Marcello G. Novello ha scritto:Ad ogni modo ieri sera ero a godermi il Falstaff al teatro e non ho potuto fare a meno di notare dal mio palco come bene spiccassero i pochi, ma appropriati, smoking tra la massa di cafoni con maglioni a quadri e camicie senza cravatta... Anzi meglio senza cravatta che con quella indossata da un tale che ne aveva una con tanti piccoli Bart Simpson...
Equites ha scritto:Ma sono certo che sapresti anche intervenire a monte in più di qualche occasione per suggerire l'inserimento dell'opzione "cravatta bianca"! Un rapido tamtam tra gli amici farà il resto e si potrà innescare una sana e provvidenziale inversione di tendenza
Qohelet ha scritto:Faccio però una notazione a margine: sul catalogo di un noto commerciante romano di mantelli, decorazioni &C è comparsa l' uniforme del Santo Sepolcro, il che mi spinge al di là di ogni osservazione teoretica a considerare che, probabilmente, qualcuna di codeste venerande (e, comunque, belle) uniformi si vende.
nicolad72 ha scritto:E' una prassi che si sta diffondendo sempre più... da molti (tra i quali vi sono io) non condivisa, ma ciò non ferma il dilagare di questo modo di indossare le decorazioni. (forse fra tutti è il meno osceno)
Evidentemente, molti si vergognano ad indossare la cravatta bianca, unico abito civile sul quale possono essere indossate le grandi decorazioni.

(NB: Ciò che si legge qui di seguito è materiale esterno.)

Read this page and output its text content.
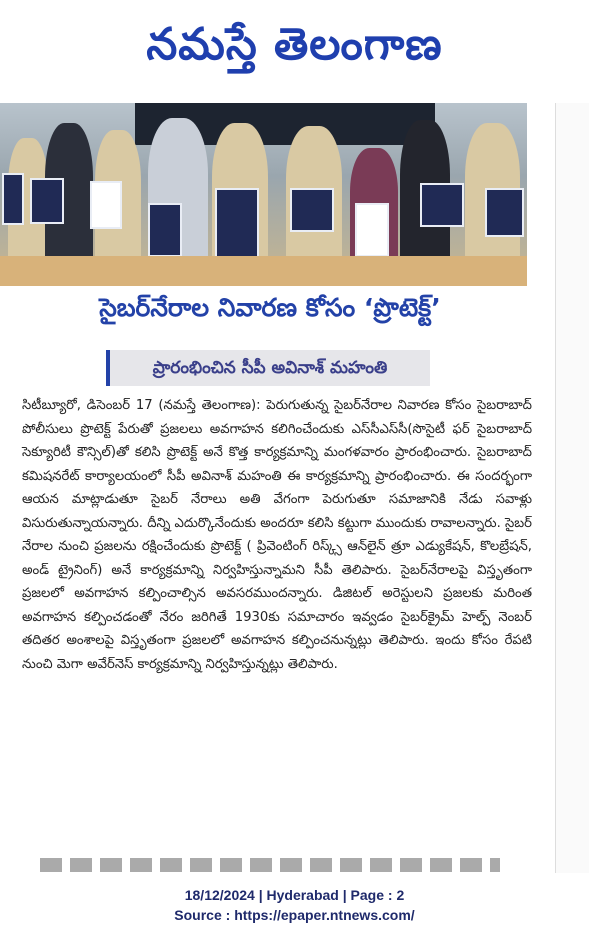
నమస్తే తెలంగాణ
సైబర్‌నేరాల నివారణ కోసం ‘ప్రొటెక్ట్’
ప్రారంభించిన సీపీ అవినాశ్ మహంతి
సిటీబ్యూరో, డిసెంబర్ 17 (నమస్తే తెలంగాణ): పెరుగుతున్న సైబర్‌నేరాల నివారణ కోసం సైబరాబాద్ పోలీసులు ప్రొటెక్ట్ పేరుతో ప్రజలలు అవగాహన కలిగించేందుకు ఎస్‌సీఎస్‌సీ(సొసైటీ ఫర్ సైబరాబాద్ సెక్యూరిటీ కౌన్సిల్)తో కలిసి ప్రొటెక్ట్ అనే కొత్త కార్యక్రమాన్ని మంగళవారం ప్రారంభించారు. సైబరాబాద్ కమిషనరేట్ కార్యాలయంలో సీపీ అవినాశ్ మహంతి ఈ కార్యక్రమాన్ని ప్రారంభించారు. ఈ సందర్భంగా ఆయన మాట్లాడుతూ సైబర్ నేరాలు అతి వేగంగా పెరుగుతూ సమాజానికి నేడు సవాళ్లు విసురుతున్నాయన్నారు. దీన్ని ఎదుర్కొనేందుకు అందరూ కలిసి కట్టుగా ముందుకు రావాలన్నారు. సైబర్ నేరాల నుంచి ప్రజలను రక్షించేందుకు ప్రొటెక్ట్ ( ప్రివెంటింగ్ రిస్క్స్ ఆన్‌లైన్ త్రూ ఎడ్యుకేషన్, కొలబ్రేషన్, అండ్ ట్రైనింగ్) అనే కార్యక్రమాన్ని నిర్వహిస్తున్నామని సీపీ తెలిపారు. సైబర్‌నేరాలపై విస్తృతంగా ప్రజలలో అవగాహన కల్పించాల్సిన అవసరముందన్నారు. డిజిటల్ అరెస్టులని ప్రజలకు మరింత అవగాహన కల్పించడంతో నేరం జరిగితే 1930కు సమాచారం ఇవ్వడం సైబర్‌క్రైమ్ హెల్ప్ నెంబర్ తదితర అంశాలపై విస్తృతంగా ప్రజలలో అవగాహన కల్పించనున్నట్లు తెలిపారు. ఇందు కోసం రేపటి నుంచి మెగా అవేర్‌నెస్ కార్యక్రమాన్ని నిర్వహిస్తున్నట్లు తెలిపారు.
18/12/2024 | Hyderabad | Page : 2
Source : https://epaper.ntnews.com/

La Cravatta Nera è un abito informale, che si usava per andare nei locali a bere, a sentire musica, a ballare. Non è un abito da cerimonia. Le Decorazioni si usano in contesti cerimoniali o di una certa importanza. Da qua la norma di galateo che non prevede l'uso di decorazioni sullo smoking.
Queste le ragioni, ma in questo periodo di relativismo assoluto... ognuno pensa solo a soddisfare il proprio ego e a dare libero sfogo alle proprie vanità.